Sementara itu, di dalam kompetisi percobaan sains lainnya, seorang anak SD memeragakan kincir air buatannya. Kincir air itu bagus dan sederhana. Ia kemudian bercerita mengenai manfaat dari kincirnya itu, yang dikatakannya “dapat memperbaiki kesejahteraan para petani”. Terlepas dari apakah soal kesejahteraan petani itu idenya sendiri atau “pesanan” orangtua atau gurunya, saya sependapat dengan Marpaung: Hal ini menjerembabkan sains menjadi serius. Eksperimen sains anak-anak kembali “menghamba” untuk menjadi jawaban atas pertanyaan “apa manfaatnya”.
Mengapa kepada anak yang pertama tadi tidak ditanyakan bagaimana ceritanya sampai ia mendapat ide seperti itu? Tentunya akan jauh lebih berharga apabila juri mengeksplorasi kegembiraan anak-anak saat menceritakan kembali perjalanan eksperimennya ketimbang menghadangnya dengan pertanyaan “apa manfaatnya?” Boleh jadi eksperimen anak itu pernah dilakukan di belahan bumi yang lain. Bukan sesuatu yang baru. Akan tetapi, bagi si anak, tetap saja baru. Seharusnya kita membiarkan semangat mereka itu berkembang menjadi antusiasme yang kelak akan mendorong mereka untuk mengerjakan eksperimen sains lainnya yang lebih asyik. Pertanyaan “apa manfaatnya” hanya akan menjadi pagar khayalan yang menghadang kreativitas mereka di sana-sini.

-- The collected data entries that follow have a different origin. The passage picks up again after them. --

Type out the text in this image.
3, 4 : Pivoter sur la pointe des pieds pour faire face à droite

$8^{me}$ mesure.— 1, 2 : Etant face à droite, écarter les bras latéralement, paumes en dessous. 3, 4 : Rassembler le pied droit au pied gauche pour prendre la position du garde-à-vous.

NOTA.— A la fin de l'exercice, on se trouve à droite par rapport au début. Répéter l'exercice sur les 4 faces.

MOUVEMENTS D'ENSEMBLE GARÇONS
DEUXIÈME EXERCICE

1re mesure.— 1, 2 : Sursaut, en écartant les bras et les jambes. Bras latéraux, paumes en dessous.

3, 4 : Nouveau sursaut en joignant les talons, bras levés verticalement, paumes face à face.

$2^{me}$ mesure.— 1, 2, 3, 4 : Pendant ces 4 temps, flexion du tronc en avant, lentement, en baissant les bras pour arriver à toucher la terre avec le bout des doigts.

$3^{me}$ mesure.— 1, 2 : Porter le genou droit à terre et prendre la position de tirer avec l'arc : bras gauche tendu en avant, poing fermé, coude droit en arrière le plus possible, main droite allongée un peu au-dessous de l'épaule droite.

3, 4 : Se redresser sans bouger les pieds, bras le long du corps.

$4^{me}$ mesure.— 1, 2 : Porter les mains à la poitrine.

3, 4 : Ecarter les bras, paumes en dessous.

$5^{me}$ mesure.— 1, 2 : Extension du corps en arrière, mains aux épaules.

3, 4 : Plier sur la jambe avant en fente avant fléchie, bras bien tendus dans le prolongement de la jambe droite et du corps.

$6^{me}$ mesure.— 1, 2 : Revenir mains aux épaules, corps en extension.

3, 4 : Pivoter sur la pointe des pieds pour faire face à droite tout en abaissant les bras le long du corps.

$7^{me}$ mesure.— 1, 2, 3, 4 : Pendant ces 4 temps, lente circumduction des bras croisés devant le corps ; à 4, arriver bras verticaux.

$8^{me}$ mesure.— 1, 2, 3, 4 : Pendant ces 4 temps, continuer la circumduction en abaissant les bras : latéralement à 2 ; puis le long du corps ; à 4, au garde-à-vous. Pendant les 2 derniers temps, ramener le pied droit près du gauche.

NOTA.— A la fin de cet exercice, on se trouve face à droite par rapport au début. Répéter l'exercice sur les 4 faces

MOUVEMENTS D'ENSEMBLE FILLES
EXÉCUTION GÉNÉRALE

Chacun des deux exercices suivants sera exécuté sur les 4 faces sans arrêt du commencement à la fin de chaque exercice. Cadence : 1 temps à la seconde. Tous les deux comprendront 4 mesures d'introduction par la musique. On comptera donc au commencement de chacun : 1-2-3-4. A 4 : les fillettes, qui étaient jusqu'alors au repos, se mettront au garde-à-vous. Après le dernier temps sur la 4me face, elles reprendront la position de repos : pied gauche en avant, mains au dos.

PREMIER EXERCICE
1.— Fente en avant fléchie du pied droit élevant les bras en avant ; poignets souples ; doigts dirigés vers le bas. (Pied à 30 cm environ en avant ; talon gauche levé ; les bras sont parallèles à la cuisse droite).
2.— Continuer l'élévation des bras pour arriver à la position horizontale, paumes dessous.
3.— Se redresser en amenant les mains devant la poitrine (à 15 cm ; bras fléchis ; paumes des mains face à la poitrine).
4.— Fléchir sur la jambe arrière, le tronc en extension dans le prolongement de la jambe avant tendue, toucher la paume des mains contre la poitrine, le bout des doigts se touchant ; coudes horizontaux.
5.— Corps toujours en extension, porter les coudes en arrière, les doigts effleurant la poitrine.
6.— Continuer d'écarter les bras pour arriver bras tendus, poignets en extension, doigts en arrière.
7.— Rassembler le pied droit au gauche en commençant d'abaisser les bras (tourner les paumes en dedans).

Waktu cerita ini dibawa ke sebuah milis untuk didiskusikan, saya cuma bisa menanggapi dengan mengutip kata-kata bijak dari ahli fisika-matematika asal Prancis, Jules Henri Poincare (1854-1912): “The scientist does not study nature because it is useful; he studies it because he delights in it, and he delights in it because it is beautiful. If nature were not beautiful, it would not be worth knowing, and if nature were not worth knowing, life would not be worth living.” Ya, inilah semangat yang seharusnya melandasi setiap upaya untuk mempelajari sains. Kita belajar tentang alam bukan karena itu bermanfaat, tapi karena kita menikmatinya, dan kita menikmatinya karena keindahannya.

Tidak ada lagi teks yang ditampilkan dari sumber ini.